Establishing paths to leadership

Innovative strategies are shaking up past practices that might once have singled out only a few candidates for consideration.

The Michigan Promise will place early-career faculty in group cohorts to refine their leadership skill sets; another track exists for surgical residents. It also sustains a newly-developed Leadership Development Program for mid-career surgeons designed to develop skills necessary for institutional and professional society leadership.

The objective: to help each surgeon polish his or her professional profile.

“We’ve made this available to every faculty member,” Mulholland says. “Leadership, in our view, is not a top-down activity.”

Nurturing medical innovation

In the course of caring for patients, doctors have lots of innovative ideas — a device, an app or a drug application based on lab research. “Many innovations come from the practitioners that see an unsolved clinical problem,” Mulholland says.

Those ideas might come to life via the Surgical Innovation Development Accelerator Course, a department-sponsored initiative that helps guide staff-driven concepts that can be considered for the Michigan Innovation Prize, an annual contest worth $500,000 in awards.

The department also institutes a policy known as Directed Sabbatical Time to give faculty to dedicated learning time away from the daily operational tasks of clinical surgery.

“Most programs don’t support busy faculty leaving for 6 to 8 weeks,” Telem says. “We see it as an investment: You come back with a new skill set. One of our ‘mini-sabbatical’ surgeons went to Europe to learn a new vascular reconstruction technique. Our patients benefit from that.”

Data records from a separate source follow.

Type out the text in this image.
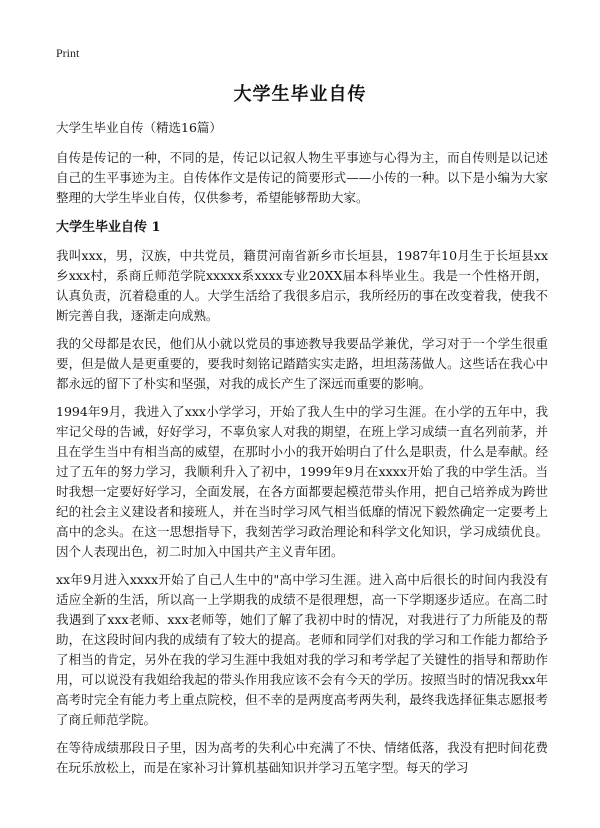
Print
大学生毕业自传

大学生毕业自传（精选16篇）

自传是传记的一种，不同的是，传记以记叙人物生平事迹与心得为主，而自传则是以记述自己的生平事迹为主。自传体作文是传记的简要形式——小传的一种。以下是小编为大家整理的大学生毕业自传，仅供参考，希望能够帮助大家。

大学生毕业自传 1

我叫xxx，男，汉族，中共党员，籍贯河南省新乡市长垣县，1987年10月生于长垣县xx乡xxx村，系商丘师范学院xxxxx系xxxx专业20XX届本科毕业生。我是一个性格开朗，认真负责，沉着稳重的人。大学生活给了我很多启示，我所经历的事在改变着我，使我不断完善自我，逐渐走向成熟。

我的父母都是农民，他们从小就以党员的事迹教导我要品学兼优，学习对于一个学生很重要，但是做人是更重要的，要我时刻铭记踏踏实实走路，坦坦荡荡做人。这些话在我心中都永远的留下了朴实和坚强，对我的成长产生了深远而重要的影响。

1994年9月，我进入了xxx小学学习，开始了我人生中的学习生涯。在小学的五年中，我牢记父母的告诫，好好学习，不辜负家人对我的期望，在班上学习成绩一直名列前茅，并且在学生当中有相当高的威望，在那时小小的我开始明白了什么是职责，什么是奉献。经过了五年的努力学习，我顺利升入了初中，1999年9月在xxxx开始了我的中学生活。当时我想一定要好好学习，全面发展，在各方面都要起模范带头作用，把自己培养成为跨世纪的社会主义建设者和接班人，并在当时学习风气相当低靡的情况下毅然确定一定要考上高中的念头。在这一思想指导下，我刻苦学习政治理论和科学文化知识，学习成绩优良。因个人表现出色，初二时加入中国共产主义青年团。

xx年9月进入xxxx开始了自己人生中的"高中学习生涯。进入高中后很长的时间内我没有适应全新的生活，所以高一上学期我的成绩不是很理想，高一下学期逐步适应。在高二时我遇到了xxx老师、xxx老师等，她们了解了我初中时的情况，对我进行了力所能及的帮助，在这段时间内我的成绩有了较大的提高。老师和同学们对我的学习和工作能力都给予了相当的肯定，另外在我的学习生涯中我姐对我的学习和考学起了关键性的指导和帮助作用，可以说没有我姐给我起的带头作用我应该不会有今天的学历。按照当时的情况我xx年高考时完全有能力考上重点院校，但不幸的是两度高考两失利，最终我选择征集志愿报考了商丘师范学院。

在等待成绩那段日子里，因为高考的失利心中充满了不快、情绪低落，我没有把时间花费在玩乐放松上，而是在家补习计算机基础知识并学习五笔字型。每天的学习
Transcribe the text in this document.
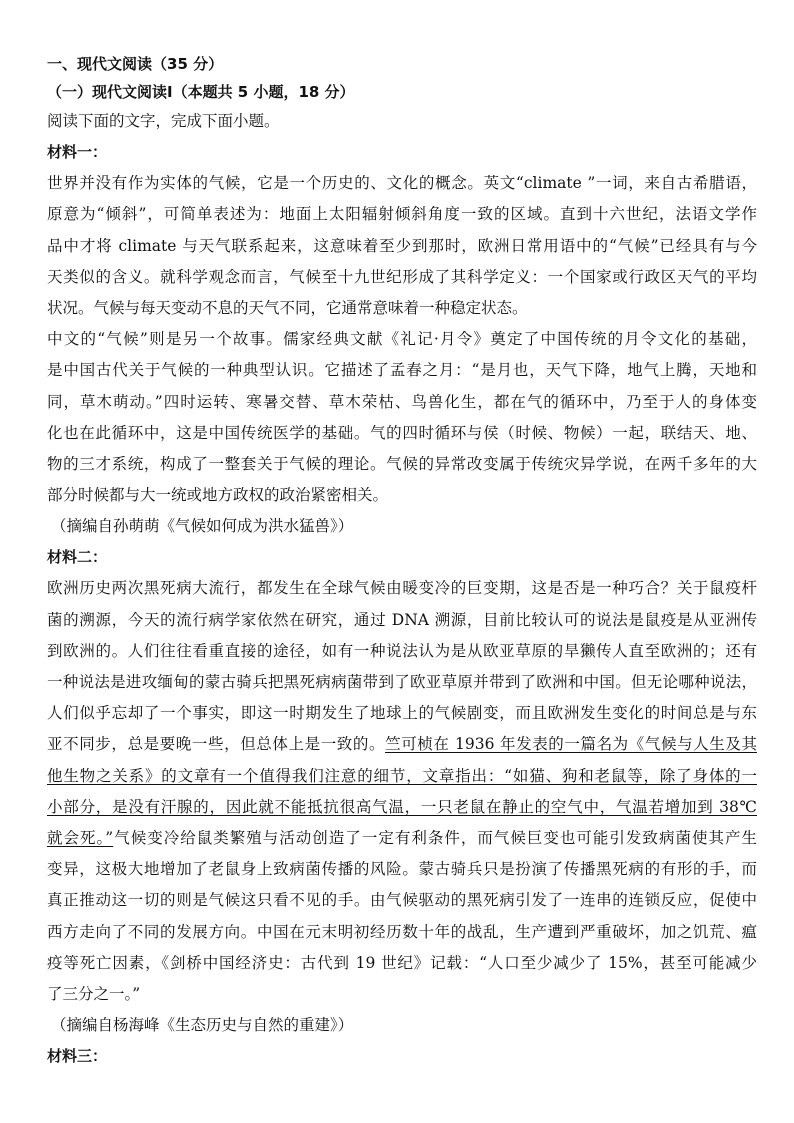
一、现代文阅读（35 分）
（一）现代文阅读Ⅰ（本题共 5 小题，18 分）
阅读下面的文字，完成下面小题。
材料一：
世界并没有作为实体的气候，它是一个历史的、文化的概念。英文“climate ”一词，来自古希腊语，
原意为“倾斜”，可简单表述为：地面上太阳辐射倾斜角度一致的区域。直到十六世纪，法语文学作
品中才将 climate 与天气联系起来，这意味着至少到那时，欧洲日常用语中的“气候”已经具有与今
天类似的含义。就科学观念而言，气候至十九世纪形成了其科学定义：一个国家或行政区天气的平均
状况。气候与每天变动不息的天气不同，它通常意味着一种稳定状态。
中文的“气候”则是另一个故事。儒家经典文献《礼记·月令》奠定了中国传统的月令文化的基础，
是中国古代关于气候的一种典型认识。它描述了孟春之月：“是月也，天气下降，地气上腾，天地和
同，草木萌动。”四时运转、寒暑交替、草木荣枯、鸟兽化生，都在气的循环中，乃至于人的身体变
化也在此循环中，这是中国传统医学的基础。气的四时循环与侯（时候、物候）一起，联结天、地、
物的三才系统，构成了一整套关于气候的理论。气候的异常改变属于传统灾异学说，在两千多年的大
部分时候都与大一统或地方政权的政治紧密相关。
（摘编自孙萌萌《气候如何成为洪水猛兽》）
材料二：
欧洲历史两次黑死病大流行，都发生在全球气候由暖变冷的巨变期，这是否是一种巧合？关于鼠疫杆
菌的溯源，今天的流行病学家依然在研究，通过 DNA 溯源，目前比较认可的说法是鼠疫是从亚洲传
到欧洲的。人们往往看重直接的途径，如有一种说法认为是从欧亚草原的旱獭传人直至欧洲的；还有
一种说法是进攻缅甸的蒙古骑兵把黑死病病菌带到了欧亚草原并带到了欧洲和中国。但无论哪种说法，
人们似乎忘却了一个事实，即这一时期发生了地球上的气候剧变，而且欧洲发生变化的时间总是与东
亚不同步，总是要晚一些，但总体上是一致的。竺可桢在 1936 年发表的一篇名为《气候与人生及其
他生物之关系》的文章有一个值得我们注意的细节，文章指出：“如猫、狗和老鼠等，除了身体的一
小部分，是没有汗腺的，因此就不能抵抗很高气温，一只老鼠在静止的空气中，气温若增加到 38℃
就会死。”气候变冷给鼠类繁殖与活动创造了一定有利条件，而气候巨变也可能引发致病菌使其产生
变异，这极大地增加了老鼠身上致病菌传播的风险。蒙古骑兵只是扮演了传播黑死病的有形的手，而
真正推动这一切的则是气候这只看不见的手。由气候驱动的黑死病引发了一连串的连锁反应，促使中
西方走向了不同的发展方向。中国在元末明初经历数十年的战乱，生产遭到严重破坏，加之饥荒、瘟
疫等死亡因素，《剑桥中国经济史：古代到 19 世纪》记载：“人口至少减少了 15%，甚至可能减少
了三分之一。”
（摘编自杨海峰《生态历史与自然的重建》）
材料三：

Fostering outreach near and far

Learning from surgeons of other ethnic backgrounds — as well as the problems other geographic regions might face — helps a doctor gain perspective and empathy. A key partner in the Michigan Promise is the Michigan Center for Global Surgery, which fosters research, education and clinical exchange programs around the world. 

Another bridge is the Doctors of Tomorrow program, a partnership with Cass Technical High School in Detroit. “It’s aimed at reaching out to underrepresented minorities who might not have considered college or a career in medicine,” Mulholland says.

 

Crucial, too, is the Women in Surgery group, which connects women surgeons at Michigan Medicine and helps stage an annual conference with guest speakers addressing issues and challenges confronting women as well as personalized coaching opportunities.